Arguably even more exciting is Alphabet's cloud infrastructure segment. Google Cloud has been growing by 45% to 50% on a year-over-year basis, and is currently the No. 3 in global cloud infrastructure spending. The important thing to note here is that cloud service margins tend to be substantially higher than advertising margins. As Google Cloud grows into a larger percentage of Alphabet's sales over time, we could see Alphabet's operating cash flow soar.
Alphabet offers shareholders a sustainable annual growth rate of 15% to 20%, yet can be purchased for just 20 times forward-year earnings. It's an incredible deal for a company with so many clear competitive advantages.
A third and final growth stock that can make you richer in April and well beyond is social media platform Pinterest (PINS -1.04%). Shares have cratered 72% since hitting an all-time high of almost $90 back in February 2021.

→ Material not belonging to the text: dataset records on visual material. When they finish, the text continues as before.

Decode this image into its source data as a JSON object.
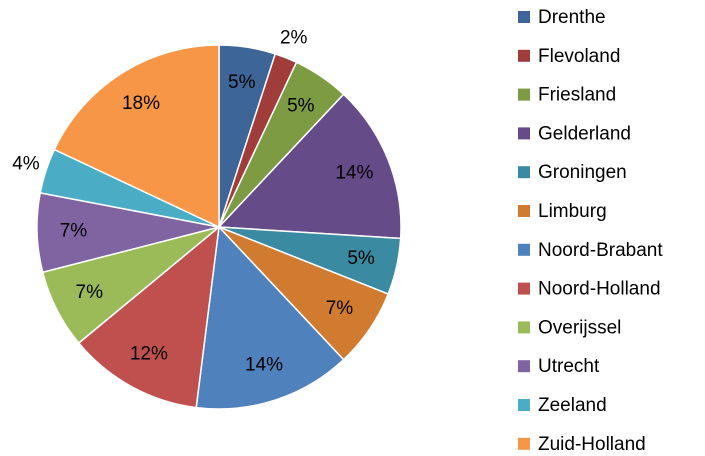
{
  "chart_data": {
    "type": "pie",
    "categories": [
      "Drenthe",
      "Flevoland",
      "Friesland",
      "Gelderland",
      "Groningen",
      "Limburg",
      "Noord-Brabant",
      "Noord-Holland",
      "Overijssel",
      "Utrecht",
      "Zeeland",
      "Zuid-Holland"
    ],
    "values": [
      5,
      2,
      5,
      14,
      5,
      7,
      14,
      12,
      7,
      7,
      4,
      18
    ],
    "value_labels": [
      "5%",
      "2%",
      "5%",
      "14%",
      "5%",
      "7%",
      "14%",
      "12%",
      "7%",
      "7%",
      "4%",
      "18%"
    ],
    "colors": [
      "#3d6598",
      "#a03c3a",
      "#7c9b42",
      "#654b88",
      "#3a8aa1",
      "#d07b30",
      "#4f81bd",
      "#c0504d",
      "#9bbb59",
      "#8064a2",
      "#4bacc6",
      "#f79646"
    ],
    "legend": "right"
  }
}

There are two key issues worrying Wall Street. To begin with, Pinterest has reported three consecutive quarters of MAU declines. Investors are rarely receptive to the idea of a social media company losing active users. Second, there's uncertainty as to how Apple's iOS privacy changes might affect ad-driven platforms. But dig beneath these superficial concerns and you'll find a rapidly growing company that's ripe for the picking by opportunistic investors.
While we'd ideally like to see Pinterest's MAUs increasing, it's important to recognize that user growth soared during the early stages of the pandemic. With people stuck in their homes, it's not shocking that Pinterest MAUs soared. It's equally unsurprising that higher COVID-19 vaccination rates have led to a short-term drop in active users. The key here is that user growth has been trending higher if we widen the lens a bit and look at a five-year span.
Investors should also note that, while MAUs declined by 6% in 2021, average revenue per user (ARPU) soared. Global ARPU jumped 36% last year, while international ARPU skyrocketed 80%. What these figures demonstrate is that advertisers are willing to pay quite the premium to reach Pinterest's user base, which stood at a still-impressive 431 million at the end of the year.
Optimists can probably dismiss worries about Apple's iOS privacy changes, too. If this were a traditional social media platform that leans on likes and other data-tracking measures to help merchants reach their users, it would be a tangible concern. However, the entire premise of Pinterest's operating model is to have its users post about the things, places, and services that interest them. Users might as well be rolling out the red carpet for advertisers.
With little standing in the way of the company's long-term growth strategy, Pinterest should be able to sustain annual sales growth of 20% to 25%. Considering shares can be purchased right now for less than 19 times Wall Street's forecast earnings for 2023, Pinterest could be the single greatest bargain of 2022.